The third chapter of Dr. King’s book Where Do We Go from Here: Chaos or Community? teaches me some deep and challenging lessons. Dr. King urges “white America” toward empathy. We have to know what others suffer. He writes:
What is needed today on the part of white America is a committed altruism which recognizes this truth. True altruism is more than the capacity to pity; it is the capacity to empathize. Pity is feeling sorry for someone; empathy is feeling sorry with someone. Empathy is fellow feeling for the person in need — his pain, agony, and burdens. I doubt if the problems of our teeming ghettos will have a great chance to be solved until the white majority, through genuine empathy, comes to feel the ache and anguish of the Negroes’ daily life.
Why is it so easy to dismiss the experiences of others?
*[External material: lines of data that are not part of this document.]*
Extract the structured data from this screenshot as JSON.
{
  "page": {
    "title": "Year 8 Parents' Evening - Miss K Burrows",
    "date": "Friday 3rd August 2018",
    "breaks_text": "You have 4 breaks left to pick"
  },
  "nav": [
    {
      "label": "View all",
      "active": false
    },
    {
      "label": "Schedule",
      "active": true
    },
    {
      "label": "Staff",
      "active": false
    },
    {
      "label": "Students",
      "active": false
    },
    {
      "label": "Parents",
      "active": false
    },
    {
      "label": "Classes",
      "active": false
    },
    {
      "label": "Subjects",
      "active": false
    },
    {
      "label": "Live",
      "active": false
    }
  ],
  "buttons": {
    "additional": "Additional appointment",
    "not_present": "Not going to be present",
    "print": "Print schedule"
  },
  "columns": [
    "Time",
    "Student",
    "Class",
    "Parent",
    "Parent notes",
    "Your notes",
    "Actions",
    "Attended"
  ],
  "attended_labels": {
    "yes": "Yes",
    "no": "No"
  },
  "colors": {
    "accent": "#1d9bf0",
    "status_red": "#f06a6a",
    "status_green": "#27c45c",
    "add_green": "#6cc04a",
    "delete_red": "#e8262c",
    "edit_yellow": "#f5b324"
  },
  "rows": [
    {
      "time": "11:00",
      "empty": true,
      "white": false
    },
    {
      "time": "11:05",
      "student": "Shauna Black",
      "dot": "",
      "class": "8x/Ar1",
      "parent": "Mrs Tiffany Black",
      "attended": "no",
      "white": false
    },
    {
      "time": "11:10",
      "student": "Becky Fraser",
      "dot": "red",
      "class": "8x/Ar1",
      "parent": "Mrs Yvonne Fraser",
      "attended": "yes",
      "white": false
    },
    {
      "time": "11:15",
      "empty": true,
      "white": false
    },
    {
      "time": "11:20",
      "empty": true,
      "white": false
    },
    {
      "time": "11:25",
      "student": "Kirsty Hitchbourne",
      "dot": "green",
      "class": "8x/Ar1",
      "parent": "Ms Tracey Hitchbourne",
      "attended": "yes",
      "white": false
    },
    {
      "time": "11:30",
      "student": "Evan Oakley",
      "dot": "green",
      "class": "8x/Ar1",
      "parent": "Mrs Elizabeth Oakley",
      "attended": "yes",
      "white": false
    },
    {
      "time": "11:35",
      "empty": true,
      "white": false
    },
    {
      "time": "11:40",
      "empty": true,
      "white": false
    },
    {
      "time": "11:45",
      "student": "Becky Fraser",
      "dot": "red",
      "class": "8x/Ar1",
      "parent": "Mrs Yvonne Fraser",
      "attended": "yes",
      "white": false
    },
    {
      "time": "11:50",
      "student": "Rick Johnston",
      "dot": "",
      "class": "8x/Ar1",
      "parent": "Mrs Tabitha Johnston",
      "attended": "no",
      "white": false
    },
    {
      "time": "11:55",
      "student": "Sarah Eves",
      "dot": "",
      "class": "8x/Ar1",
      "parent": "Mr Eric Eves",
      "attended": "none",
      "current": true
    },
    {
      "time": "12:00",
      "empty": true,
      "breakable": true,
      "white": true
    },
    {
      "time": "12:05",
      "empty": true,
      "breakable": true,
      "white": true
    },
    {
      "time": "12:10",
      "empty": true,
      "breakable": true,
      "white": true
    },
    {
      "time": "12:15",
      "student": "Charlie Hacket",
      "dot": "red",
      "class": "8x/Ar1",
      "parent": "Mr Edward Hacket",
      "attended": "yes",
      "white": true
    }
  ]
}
For me, to accept others’ experiences requires me to act. If I have a certain view of the world and hearing another person’s experience shatters the universality of my view, I have to reset my thinking. I might also need to defend the person whose experience differs from my own. This “reset” challenges me. I have learned my views of the world from family, school, country, all my own life experience, and to admit that those teachers, have been limited and skewed– this requires a kind of rejection of my own education and formation. This is a complicated challenge for many of us who are in various majorities.
The good news is that empathy can save us. When we listen to the experiences of others and take their experiences seriously, we can be freed from the smallness of our own views, limitations of our own personal experiences. We can grow into a broader, more accurate and truthful vision of the world. Then we can begin to build our world in a new way.